Apropos of Nothing: The Joys of Traveling I-4
An Editorial by Jamie Beckett
Orlando has finally grown up. How, you ask? By making its section of I-4 the best ever. So much fun. Wouldn’t you agree?
It’s time for rejoicing in Central Florida. Orlando, our anchor city, the shining beacon of hope that attracts enough tourism dollars to keep our fair state fiscally solvent, has finally upgraded to become one of the great American cities.
It’s about time.
Founded in the mid-1800s, Orlando was always a bit of an also-ran as cities go. Sanford had a bigger port, and so was a far more important economic hub in the old days. Tampa was on the Gulf of Mexico and had a better supply of hand-rolled cigars. And Miami had topless beaches – which was a huge draw for the tourist trade even then. The kids from the College of William and Mary really made a mess of the place during the spring break of 1868. You might remember, that was the year Virginia State Senator Beverly Douglas was ejected from a wet t-shirt contest at the Copacabana Room, before stealing all the senior boy’s top hats and canes from the cloak room in retaliation.
Tired of living in the shadow of the great northern cities for more than 100 years, the Orlando City Council took it upon themselves to update the city’s infrastructure to bring it into line with what people expect when visiting a city of great importance. They’ve done it, too. Anyone who has driven Interstate 4 through the downtown area can’t help but notice the changes. They’re undeniably invigorating, in much the same way being shot at by drunken rednecks is invigorating.
Ridiculed for years as a dull, benign destination with flat, straight roads that stretched out for miles, Orlando had some catching up to do. Boston had the Big Dig, which snarled traffic for a decade and a half, cost nearly seven times the original estimates, and ultimately pushed traffic into a big hole in the ground, ostensibly never to be seen again.
New York City has West Side Drive, where established travel lanes are a mere suggestion, compliance with traffic signals is entirely optional, and bashing into other cars like NASCAR drivers heading for the finish line is perfectly acceptable behavior. Plus, all shoulders and break-down lanes on New York roadways are required to be blocked off for at least 10 months each year. This simple regulation alone guarantees that an event as pedestrian as a flat tire will back up traffic for miles. This often causes drivers to abandon their cars in frustration, rent an apartment, and relocate to New York right on the spot.

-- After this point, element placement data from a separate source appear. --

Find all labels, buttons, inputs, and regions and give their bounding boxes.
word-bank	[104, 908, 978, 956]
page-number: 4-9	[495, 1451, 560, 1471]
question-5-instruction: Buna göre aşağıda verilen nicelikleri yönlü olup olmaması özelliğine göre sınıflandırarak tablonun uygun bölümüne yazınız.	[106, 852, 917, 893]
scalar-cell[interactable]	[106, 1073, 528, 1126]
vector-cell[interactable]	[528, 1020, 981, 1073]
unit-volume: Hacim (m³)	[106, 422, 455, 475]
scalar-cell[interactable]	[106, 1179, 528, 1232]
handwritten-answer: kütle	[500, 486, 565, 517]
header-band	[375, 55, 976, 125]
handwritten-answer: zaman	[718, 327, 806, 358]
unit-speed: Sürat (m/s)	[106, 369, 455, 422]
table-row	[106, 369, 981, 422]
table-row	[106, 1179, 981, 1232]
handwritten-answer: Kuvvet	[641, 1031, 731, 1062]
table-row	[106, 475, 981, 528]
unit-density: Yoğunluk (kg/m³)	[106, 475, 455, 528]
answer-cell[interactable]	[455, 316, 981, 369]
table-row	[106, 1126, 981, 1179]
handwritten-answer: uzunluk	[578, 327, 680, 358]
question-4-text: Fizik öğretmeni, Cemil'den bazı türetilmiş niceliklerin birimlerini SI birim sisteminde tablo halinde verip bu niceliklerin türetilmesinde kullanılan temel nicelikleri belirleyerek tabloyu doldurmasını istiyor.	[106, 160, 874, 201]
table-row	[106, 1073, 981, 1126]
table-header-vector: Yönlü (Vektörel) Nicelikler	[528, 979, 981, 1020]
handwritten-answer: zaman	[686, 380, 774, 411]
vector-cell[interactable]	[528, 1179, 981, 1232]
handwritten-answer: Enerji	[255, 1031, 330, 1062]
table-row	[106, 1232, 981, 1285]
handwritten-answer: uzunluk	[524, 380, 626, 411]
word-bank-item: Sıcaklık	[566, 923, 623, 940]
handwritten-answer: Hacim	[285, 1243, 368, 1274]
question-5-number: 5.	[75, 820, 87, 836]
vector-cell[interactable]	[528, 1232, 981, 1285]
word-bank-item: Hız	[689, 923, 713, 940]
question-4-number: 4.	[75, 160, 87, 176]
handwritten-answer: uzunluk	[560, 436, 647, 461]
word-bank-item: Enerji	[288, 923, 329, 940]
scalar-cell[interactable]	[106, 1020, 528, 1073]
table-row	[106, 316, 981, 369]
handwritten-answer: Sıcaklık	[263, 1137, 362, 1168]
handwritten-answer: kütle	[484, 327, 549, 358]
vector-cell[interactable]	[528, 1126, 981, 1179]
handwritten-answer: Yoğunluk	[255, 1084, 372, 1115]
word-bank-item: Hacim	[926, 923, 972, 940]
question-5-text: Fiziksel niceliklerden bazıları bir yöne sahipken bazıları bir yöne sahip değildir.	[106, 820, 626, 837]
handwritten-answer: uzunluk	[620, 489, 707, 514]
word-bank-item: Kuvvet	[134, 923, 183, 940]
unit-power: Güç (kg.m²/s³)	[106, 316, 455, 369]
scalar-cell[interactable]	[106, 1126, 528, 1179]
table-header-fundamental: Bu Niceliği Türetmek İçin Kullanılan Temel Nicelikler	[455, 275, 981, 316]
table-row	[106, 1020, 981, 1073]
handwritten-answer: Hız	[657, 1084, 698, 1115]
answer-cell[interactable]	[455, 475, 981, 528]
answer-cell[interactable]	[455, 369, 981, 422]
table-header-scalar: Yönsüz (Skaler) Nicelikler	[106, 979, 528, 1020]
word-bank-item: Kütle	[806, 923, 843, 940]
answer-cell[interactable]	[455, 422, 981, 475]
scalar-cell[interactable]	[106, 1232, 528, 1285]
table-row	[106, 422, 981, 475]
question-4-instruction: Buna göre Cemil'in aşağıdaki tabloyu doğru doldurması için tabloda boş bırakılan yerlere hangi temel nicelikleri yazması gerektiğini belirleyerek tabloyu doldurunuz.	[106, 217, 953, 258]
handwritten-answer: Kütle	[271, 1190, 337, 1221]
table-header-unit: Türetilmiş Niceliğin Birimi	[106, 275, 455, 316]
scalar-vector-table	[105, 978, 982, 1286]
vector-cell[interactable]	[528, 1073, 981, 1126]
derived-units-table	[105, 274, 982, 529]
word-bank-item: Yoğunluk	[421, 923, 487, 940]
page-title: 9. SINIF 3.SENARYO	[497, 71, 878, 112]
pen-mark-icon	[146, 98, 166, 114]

Orlando’s flat, straight, easy-to-navigate system of roads was holding the city back, relegating it to second-class status. Tourists could leave the city swiftly, taking their remaining savings with them. That’s all in the past, though. The changes to Interstate 4 will virtually guarantee a significant number of visitors to our area will be darting off the road in search of the nearest bar, medical marijuana dispensary, or mental health facility. One way or another, they’re staying.
I recently drove the improved roadway so that I might report on the upgrades more accurately. What an experience! Lanes shift to the left for no apparent reason, then careen off to the right again. The pattern repeats randomly, but that’s not all. The vertical component of the pavement has been improved with the addition of dips and rises built directly into the highway. This gives the entire family the ability to share in the fun of a high-speed roller coaster ride that may, or may not end well.
Arbitrary changes in lane width add to the dramatic effect. Taken as a whole, the physiological and psychological reactions one experiences while blasting through the downtown death center really validates the logic behind making these changes. With eyes widened in fear, tourists will now take in much more of what Orlando has to offer with their peripheral vision. Adding to that intrigue you’ll find a smattering of truly aggressive, testosterone-fueled young men who’ve had a few drinks, blasting through traffic at insane speeds, changing lanes indiscriminately, while testing the integrity of the concrete barriers. The shower of sparks that result can be just beautiful.
Yep, Orlando is on the move. The great northern cities of the past have nothing on us. Not now. Because Orlando has transformed itself into a tourist destination that is as terrifying as any major industrial center or financial capital in the world. Orlando has stepped into the big leagues, at long last. Hooray.